Optimizing thermo-mechanical processing and material coupling parameters in numerical modeling for additive manufacturing

Additive manufacturing (AM) is gaining increasing industrial interest. Initially conceived to facilitate the pre-production, to manufacture efficiently and cheaply unique parts such as prototypes, it is now able to deliver parts that meet industrial production needs. In addition, AM is an effective way to achieve parts designed using topological optimization. Laser beam melting is an AM technique able to produce specific parts with mechanical properties matching industrial expectations. However, efficient production remains complex because of distortion, cracking and other failures linked to the process and to the machine parameters.
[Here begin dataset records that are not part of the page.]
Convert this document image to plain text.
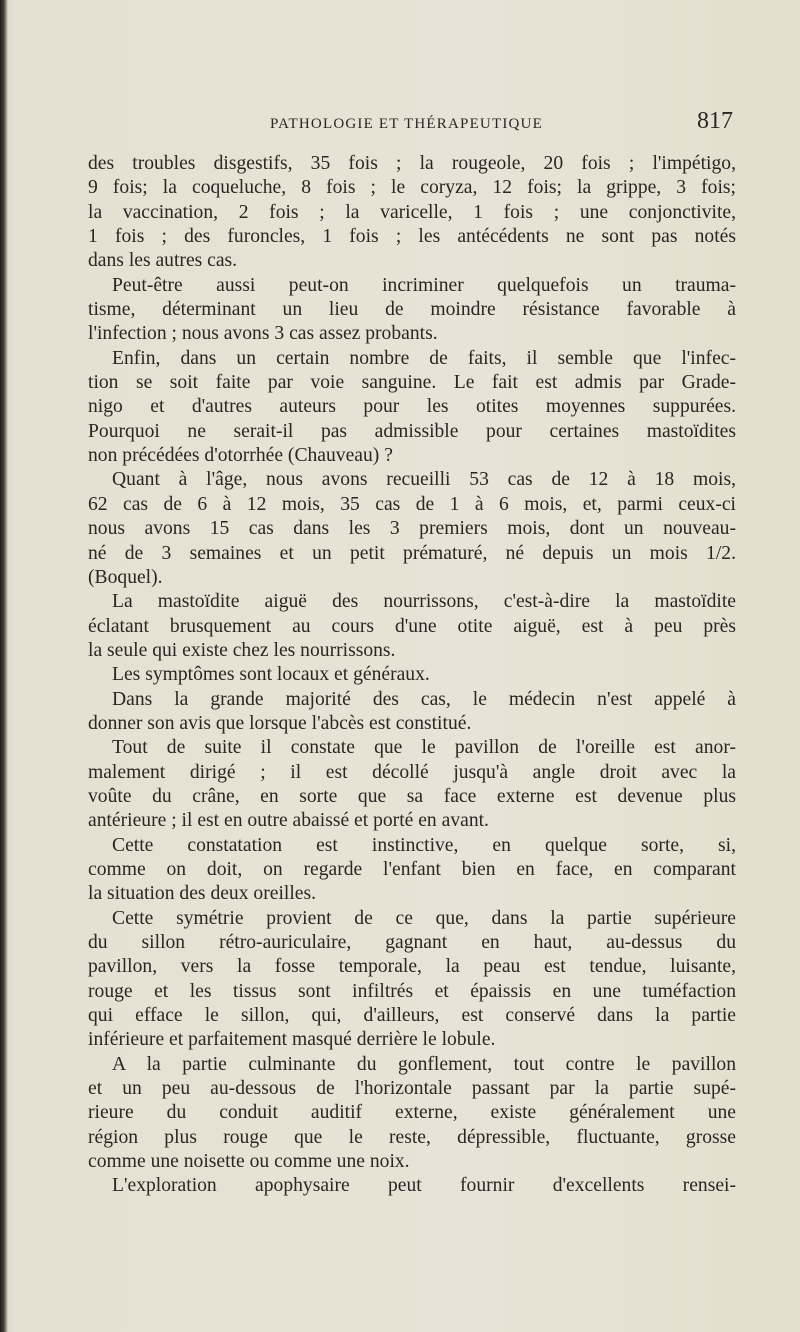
PATHOLOGIE ET THÉRAPEUTIQUE	817
des troubles disgestifs, 35 fois ; la rougeole, 20 fois ; l'impétigo,
9 fois; la coqueluche, 8 fois ; le coryza, 12 fois; la grippe, 3 fois;
la vaccination, 2 fois ; la varicelle, 1 fois ; une conjonctivite,
1 fois ; des furoncles, 1 fois ; les antécédents ne sont pas notés
dans les autres cas.
Peut-être aussi peut-on incriminer quelquefois un trauma-
tisme, déterminant un lieu de moindre résistance favorable à
l'infection ; nous avons 3 cas assez probants.
Enfin, dans un certain nombre de faits, il semble que l'infec-
tion se soit faite par voie sanguine. Le fait est admis par Grade-
nigo et d'autres auteurs pour les otites moyennes suppurées.
Pourquoi ne serait-il pas admissible pour certaines mastoïdites
non précédées d'otorrhée (Chauveau) ?
Quant à l'âge, nous avons recueilli 53 cas de 12 à 18 mois,
62 cas de 6 à 12 mois, 35 cas de 1 à 6 mois, et, parmi ceux-ci
nous avons 15 cas dans les 3 premiers mois, dont un nouveau-
né de 3 semaines et un petit prématuré, né depuis un mois 1/2.
(Boquel).
La mastoïdite aiguë des nourrissons, c'est-à-dire la mastoïdite
éclatant brusquement au cours d'une otite aiguë, est à peu près
la seule qui existe chez les nourrissons.
Les symptômes sont locaux et généraux.
Dans la grande majorité des cas, le médecin n'est appelé à
donner son avis que lorsque l'abcès est constitué.
Tout de suite il constate que le pavillon de l'oreille est anor-
malement dirigé ; il est décollé jusqu'à angle droit avec la
voûte du crâne, en sorte que sa face externe est devenue plus
antérieure ; il est en outre abaissé et porté en avant.
Cette constatation est instinctive, en quelque sorte, si,
comme on doit, on regarde l'enfant bien en face, en comparant
la situation des deux oreilles.
Cette symétrie provient de ce que, dans la partie supérieure
du sillon rétro-auriculaire, gagnant en haut, au-dessus du
pavillon, vers la fosse temporale, la peau est tendue, luisante,
rouge et les tissus sont infiltrés et épaissis en une tuméfaction
qui efface le sillon, qui, d'ailleurs, est conservé dans la partie
inférieure et parfaitement masqué derrière le lobule.
A la partie culminante du gonflement, tout contre le pavillon
et un peu au-dessous de l'horizontale passant par la partie supé-
rieure du conduit auditif externe, existe généralement une
région plus rouge que le reste, dépressible, fluctuante, grosse
comme une noisette ou comme une noix.
L'exploration apophysaire peut fournir d'excellents rensei-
The prime material being generally expensive and in order to achieve the required manufacturing quality from the very first attempt while reducing the processing time to market necessary for low cost mass production, a high-quality digital simulation is mandatory. We thus study the relation between the process and the material parameters with the final mechanical state of the part using a numerical model, which is developed in parallel. This work focuses on the macroscopic scale. In order to carry out the thermo-mechanical study we use a finite element resolution method on the whole domain defined by the part, its supports and the baseplate. At this scale, one can neglect the packing of the powder as well as the hydrodynamic behavior of the melt pool in the laser beam melting process. We consider a Gaussian energy distribution for the heat source, imposed on several layers of powders below the deposited layer. Starting from a previous study [1], which considers the temperature dependence of the Young modulus, we improve, in this work, the model by considering the temperature dependency of other physical parameters pertaining to material properties or to elastoplastic and thermal laws coefficients. The aim is to bridge the macroscopic scale study of AM to the mesoscopic scale from results of this study. In a first step, simulations are carried out with simple models like walls, cubes, beams and the popular cantilever used for calibrations. The results show the gain in precision with the contribution of the temperature dependence of various parameters as well as by considering the phase-transition during the printing process. The computing time is compatible with laptops and can iterate the simulations easily. The accuracy of the model is validated by comparing the distortion to the experimental results.